I’m a restless soul, an aspiring novelist, poor poet, and paradoxical patient with a lifelong, life-threatening condition. I live in London and am never far away from an e-gadget (or i-gadget).
I inherited ADPKD – autosomal dominant polycystic kidney disease – from my dad, who inherited it from his mum. Apart from ADPKD, I consider myself to be one of the healthiest people on the planet And therein lies the paradox.
I started this blog after reading the The Patient Paradox by Dr Margaret McCartney.
I then went to hear her talk in a pub in Camden.

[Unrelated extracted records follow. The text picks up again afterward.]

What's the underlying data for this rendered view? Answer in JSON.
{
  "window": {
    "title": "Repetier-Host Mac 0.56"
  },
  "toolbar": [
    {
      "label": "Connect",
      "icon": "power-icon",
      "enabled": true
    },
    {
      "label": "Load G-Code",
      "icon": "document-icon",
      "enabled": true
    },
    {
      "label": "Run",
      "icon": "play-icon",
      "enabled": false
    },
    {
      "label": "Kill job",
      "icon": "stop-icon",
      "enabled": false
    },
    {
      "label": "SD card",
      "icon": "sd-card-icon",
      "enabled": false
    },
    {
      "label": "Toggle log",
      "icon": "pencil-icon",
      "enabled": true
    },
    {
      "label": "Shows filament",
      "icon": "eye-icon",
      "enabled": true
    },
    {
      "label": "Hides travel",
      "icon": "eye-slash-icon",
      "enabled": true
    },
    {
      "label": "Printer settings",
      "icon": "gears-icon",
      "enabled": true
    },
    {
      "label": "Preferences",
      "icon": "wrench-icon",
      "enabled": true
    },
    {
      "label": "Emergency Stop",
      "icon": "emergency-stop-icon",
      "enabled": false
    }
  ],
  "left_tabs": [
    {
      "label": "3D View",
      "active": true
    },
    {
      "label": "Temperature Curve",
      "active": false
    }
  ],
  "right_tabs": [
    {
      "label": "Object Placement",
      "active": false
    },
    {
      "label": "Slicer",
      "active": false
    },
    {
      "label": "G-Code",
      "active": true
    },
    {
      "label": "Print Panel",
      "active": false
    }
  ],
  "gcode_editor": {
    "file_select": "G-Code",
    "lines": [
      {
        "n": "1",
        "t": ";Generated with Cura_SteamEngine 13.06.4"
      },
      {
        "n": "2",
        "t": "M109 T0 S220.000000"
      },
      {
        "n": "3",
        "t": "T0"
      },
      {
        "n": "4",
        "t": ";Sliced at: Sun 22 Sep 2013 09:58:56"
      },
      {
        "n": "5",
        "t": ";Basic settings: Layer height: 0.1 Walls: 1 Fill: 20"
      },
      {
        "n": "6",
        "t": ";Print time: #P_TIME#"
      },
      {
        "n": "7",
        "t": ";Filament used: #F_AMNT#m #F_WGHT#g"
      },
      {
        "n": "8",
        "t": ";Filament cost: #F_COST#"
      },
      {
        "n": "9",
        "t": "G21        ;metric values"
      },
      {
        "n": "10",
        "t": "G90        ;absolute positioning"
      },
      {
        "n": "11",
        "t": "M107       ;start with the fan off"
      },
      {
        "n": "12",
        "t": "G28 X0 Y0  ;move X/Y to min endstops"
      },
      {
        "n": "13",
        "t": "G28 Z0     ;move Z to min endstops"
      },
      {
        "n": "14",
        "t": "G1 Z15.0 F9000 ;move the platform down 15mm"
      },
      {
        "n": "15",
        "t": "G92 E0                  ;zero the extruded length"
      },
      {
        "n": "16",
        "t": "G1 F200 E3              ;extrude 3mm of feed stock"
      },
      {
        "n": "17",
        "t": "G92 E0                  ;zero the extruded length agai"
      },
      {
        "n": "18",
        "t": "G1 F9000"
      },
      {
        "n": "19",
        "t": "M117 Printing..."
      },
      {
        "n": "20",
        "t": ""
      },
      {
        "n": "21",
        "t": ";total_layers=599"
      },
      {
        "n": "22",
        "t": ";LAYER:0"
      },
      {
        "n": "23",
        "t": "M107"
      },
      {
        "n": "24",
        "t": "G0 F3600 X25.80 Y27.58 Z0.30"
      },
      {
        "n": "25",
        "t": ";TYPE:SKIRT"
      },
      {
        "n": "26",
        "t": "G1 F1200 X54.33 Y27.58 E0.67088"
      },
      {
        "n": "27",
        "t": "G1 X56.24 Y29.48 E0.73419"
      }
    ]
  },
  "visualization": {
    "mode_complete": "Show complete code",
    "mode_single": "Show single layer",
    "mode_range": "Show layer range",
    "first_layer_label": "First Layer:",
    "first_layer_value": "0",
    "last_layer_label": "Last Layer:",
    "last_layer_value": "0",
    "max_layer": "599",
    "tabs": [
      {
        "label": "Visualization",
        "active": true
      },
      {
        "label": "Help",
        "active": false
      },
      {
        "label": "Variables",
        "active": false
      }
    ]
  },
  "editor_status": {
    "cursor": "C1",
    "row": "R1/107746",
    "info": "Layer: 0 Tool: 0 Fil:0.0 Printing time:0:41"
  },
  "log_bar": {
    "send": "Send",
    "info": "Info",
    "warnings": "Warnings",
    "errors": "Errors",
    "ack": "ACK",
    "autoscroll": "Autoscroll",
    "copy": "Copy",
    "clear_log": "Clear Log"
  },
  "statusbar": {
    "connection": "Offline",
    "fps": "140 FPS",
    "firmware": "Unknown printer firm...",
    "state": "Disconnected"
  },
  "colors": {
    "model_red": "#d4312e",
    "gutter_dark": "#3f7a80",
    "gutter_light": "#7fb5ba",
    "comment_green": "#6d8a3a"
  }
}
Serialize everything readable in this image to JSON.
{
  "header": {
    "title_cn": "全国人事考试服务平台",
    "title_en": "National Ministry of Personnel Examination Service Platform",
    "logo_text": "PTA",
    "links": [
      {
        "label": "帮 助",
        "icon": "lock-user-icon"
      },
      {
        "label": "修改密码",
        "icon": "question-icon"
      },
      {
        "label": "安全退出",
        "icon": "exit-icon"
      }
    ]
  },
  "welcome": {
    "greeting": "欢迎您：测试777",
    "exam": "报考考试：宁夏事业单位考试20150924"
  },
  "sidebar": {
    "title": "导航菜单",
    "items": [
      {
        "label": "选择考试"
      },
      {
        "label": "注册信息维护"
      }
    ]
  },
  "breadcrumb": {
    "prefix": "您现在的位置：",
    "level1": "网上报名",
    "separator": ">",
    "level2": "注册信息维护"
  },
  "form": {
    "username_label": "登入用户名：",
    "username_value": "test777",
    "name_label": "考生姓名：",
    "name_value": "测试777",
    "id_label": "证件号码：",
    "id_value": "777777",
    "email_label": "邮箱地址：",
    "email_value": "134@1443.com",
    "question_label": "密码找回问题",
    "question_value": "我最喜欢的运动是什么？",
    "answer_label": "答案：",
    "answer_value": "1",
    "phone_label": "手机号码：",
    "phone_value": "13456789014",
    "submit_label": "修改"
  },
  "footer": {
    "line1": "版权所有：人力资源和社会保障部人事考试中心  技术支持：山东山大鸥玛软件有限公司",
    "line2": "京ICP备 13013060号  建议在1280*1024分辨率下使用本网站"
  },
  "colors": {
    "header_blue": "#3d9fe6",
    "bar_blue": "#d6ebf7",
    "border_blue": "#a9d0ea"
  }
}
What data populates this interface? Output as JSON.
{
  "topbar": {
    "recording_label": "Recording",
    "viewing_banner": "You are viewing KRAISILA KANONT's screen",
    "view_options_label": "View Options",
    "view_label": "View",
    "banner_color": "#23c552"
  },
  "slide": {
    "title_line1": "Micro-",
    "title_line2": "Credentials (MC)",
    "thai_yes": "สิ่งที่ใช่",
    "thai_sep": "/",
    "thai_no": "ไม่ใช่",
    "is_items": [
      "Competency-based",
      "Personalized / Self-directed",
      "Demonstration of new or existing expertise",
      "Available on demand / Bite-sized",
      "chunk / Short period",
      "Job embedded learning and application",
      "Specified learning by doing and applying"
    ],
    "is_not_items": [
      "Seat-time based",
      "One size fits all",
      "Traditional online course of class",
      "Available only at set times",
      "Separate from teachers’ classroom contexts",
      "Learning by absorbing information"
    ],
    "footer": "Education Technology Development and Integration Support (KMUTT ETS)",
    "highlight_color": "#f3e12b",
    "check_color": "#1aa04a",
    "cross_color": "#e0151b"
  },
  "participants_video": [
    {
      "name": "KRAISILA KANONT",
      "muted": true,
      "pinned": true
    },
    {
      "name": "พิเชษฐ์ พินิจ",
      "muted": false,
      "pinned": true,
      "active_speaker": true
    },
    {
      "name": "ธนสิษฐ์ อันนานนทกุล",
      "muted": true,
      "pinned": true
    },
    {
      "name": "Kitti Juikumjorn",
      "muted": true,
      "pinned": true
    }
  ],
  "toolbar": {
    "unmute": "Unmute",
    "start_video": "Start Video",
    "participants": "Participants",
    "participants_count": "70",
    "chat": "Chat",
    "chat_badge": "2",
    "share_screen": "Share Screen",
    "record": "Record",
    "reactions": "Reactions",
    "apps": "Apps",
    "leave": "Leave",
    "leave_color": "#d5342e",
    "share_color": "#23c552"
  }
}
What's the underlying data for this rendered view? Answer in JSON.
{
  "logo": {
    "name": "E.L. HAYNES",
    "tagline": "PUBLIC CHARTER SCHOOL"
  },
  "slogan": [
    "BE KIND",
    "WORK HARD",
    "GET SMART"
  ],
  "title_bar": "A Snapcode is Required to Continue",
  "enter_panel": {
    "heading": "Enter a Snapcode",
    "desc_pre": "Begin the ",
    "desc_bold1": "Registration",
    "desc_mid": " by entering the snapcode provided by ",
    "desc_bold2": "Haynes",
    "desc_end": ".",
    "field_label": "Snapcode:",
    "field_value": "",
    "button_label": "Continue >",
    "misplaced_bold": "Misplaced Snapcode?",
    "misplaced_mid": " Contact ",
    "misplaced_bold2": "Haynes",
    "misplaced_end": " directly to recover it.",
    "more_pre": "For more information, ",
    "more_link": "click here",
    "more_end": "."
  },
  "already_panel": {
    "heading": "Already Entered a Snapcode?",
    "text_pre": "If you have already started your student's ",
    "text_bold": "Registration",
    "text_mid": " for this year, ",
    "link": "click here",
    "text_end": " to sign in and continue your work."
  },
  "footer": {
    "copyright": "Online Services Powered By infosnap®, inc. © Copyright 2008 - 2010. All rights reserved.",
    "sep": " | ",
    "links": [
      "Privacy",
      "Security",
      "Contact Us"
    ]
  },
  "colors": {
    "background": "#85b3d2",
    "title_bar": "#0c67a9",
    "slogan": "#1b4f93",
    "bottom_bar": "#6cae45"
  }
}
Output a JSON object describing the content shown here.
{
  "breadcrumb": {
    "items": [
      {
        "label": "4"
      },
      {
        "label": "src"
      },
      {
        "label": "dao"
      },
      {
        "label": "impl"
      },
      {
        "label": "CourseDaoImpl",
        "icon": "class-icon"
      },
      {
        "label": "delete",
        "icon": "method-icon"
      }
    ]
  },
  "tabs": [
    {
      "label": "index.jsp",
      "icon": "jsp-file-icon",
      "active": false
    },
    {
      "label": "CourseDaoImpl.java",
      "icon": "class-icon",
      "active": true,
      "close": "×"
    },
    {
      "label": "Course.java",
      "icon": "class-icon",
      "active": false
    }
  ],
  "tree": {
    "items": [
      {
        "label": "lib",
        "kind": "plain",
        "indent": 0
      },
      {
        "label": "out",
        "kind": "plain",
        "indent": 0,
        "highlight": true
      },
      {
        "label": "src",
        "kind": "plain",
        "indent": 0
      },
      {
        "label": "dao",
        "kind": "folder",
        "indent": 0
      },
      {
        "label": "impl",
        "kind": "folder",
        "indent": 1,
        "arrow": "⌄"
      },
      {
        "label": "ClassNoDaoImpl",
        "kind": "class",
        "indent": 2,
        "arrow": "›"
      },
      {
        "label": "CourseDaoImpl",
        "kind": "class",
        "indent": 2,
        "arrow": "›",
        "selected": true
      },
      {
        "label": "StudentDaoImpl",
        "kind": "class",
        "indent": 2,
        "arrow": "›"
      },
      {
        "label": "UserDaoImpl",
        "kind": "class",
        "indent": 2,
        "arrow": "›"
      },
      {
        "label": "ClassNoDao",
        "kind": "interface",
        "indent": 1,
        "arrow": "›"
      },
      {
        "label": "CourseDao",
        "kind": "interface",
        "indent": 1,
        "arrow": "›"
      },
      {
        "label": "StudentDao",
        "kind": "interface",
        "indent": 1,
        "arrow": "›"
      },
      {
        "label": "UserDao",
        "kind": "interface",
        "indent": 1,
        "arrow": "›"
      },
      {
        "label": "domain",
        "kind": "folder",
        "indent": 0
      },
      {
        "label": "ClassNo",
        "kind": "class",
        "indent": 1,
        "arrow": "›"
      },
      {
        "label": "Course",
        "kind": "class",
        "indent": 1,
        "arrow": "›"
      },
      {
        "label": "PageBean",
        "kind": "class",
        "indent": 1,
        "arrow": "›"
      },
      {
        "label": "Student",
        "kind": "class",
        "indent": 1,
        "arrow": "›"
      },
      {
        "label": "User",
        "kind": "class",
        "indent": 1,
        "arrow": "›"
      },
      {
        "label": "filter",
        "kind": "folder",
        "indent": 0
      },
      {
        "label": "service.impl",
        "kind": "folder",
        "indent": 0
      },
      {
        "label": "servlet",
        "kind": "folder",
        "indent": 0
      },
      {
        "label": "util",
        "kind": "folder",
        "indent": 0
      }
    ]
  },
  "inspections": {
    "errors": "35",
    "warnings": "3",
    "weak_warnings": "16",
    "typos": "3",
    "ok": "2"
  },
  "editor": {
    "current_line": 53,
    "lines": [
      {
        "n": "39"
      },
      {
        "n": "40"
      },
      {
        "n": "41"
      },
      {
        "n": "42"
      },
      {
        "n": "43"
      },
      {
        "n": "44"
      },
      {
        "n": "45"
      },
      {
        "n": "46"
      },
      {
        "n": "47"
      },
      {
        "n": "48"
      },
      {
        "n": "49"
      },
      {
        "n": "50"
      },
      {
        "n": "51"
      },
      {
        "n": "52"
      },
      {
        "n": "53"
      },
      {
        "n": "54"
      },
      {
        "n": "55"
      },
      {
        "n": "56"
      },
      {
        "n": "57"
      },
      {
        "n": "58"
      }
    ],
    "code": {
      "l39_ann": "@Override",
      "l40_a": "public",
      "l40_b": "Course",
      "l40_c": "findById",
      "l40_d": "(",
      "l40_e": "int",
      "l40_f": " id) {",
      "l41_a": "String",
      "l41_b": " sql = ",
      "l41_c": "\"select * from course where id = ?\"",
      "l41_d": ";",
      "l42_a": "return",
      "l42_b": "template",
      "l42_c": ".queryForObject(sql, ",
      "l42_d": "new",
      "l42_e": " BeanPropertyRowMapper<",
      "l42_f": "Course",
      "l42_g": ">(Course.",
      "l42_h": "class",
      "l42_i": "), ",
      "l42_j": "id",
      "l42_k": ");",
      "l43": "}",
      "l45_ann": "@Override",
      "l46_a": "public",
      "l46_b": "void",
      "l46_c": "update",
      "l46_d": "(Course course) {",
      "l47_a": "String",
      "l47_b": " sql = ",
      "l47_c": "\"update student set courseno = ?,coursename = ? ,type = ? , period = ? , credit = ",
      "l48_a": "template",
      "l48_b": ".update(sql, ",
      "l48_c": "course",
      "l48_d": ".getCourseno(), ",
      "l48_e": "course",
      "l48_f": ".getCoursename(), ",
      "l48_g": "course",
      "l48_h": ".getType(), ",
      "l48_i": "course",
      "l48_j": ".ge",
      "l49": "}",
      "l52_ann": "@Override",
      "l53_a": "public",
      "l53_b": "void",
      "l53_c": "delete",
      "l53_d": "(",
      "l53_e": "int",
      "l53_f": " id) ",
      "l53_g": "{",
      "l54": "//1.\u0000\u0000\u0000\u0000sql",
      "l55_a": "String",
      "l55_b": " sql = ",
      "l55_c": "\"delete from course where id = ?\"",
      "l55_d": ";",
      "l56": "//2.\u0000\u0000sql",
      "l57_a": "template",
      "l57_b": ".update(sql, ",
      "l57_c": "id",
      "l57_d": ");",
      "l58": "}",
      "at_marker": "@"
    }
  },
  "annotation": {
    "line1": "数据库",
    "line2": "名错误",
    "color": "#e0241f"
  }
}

She said: ‘the biggest change to medicine that has arisen over the course of my career has been the seeming determination of healthcare professionals to bring healthy people into surgeries and clinics, and turn them into patients.’
Her book is about the shaman of prevention and screening. ‘Medicine’s dirty little secrets’. Hauling in the healthy to be screened unnecessarily whilst the genuine sick wait around in waiting rooms or wait on waiting lists to get ‘talking therapies’, scans or other necessary tests.
Her daily paradox is that if you are ill you have to be persistent and determined to get treatment. And if you are well you risk being screened and maybe given treatment for something you don’t have (biopsies resulting from false positives from cancer screening).
In her book, she seeks to explain to readers that they risk ‘being turned into patients’. I have reached an age where I’m now being invited to be screened – sometimes unnecessarily because I am, of course, regularly checked out for diabetes and hypertension by kidney doctors.
I enjoyed the book and recommend it. Well written, succinct, evidence-based. But it got me thinking about the paradox of being someone who really is ‘ill’ but doesn’t feel like a patient. Someone like me. The Paradoxical Patient.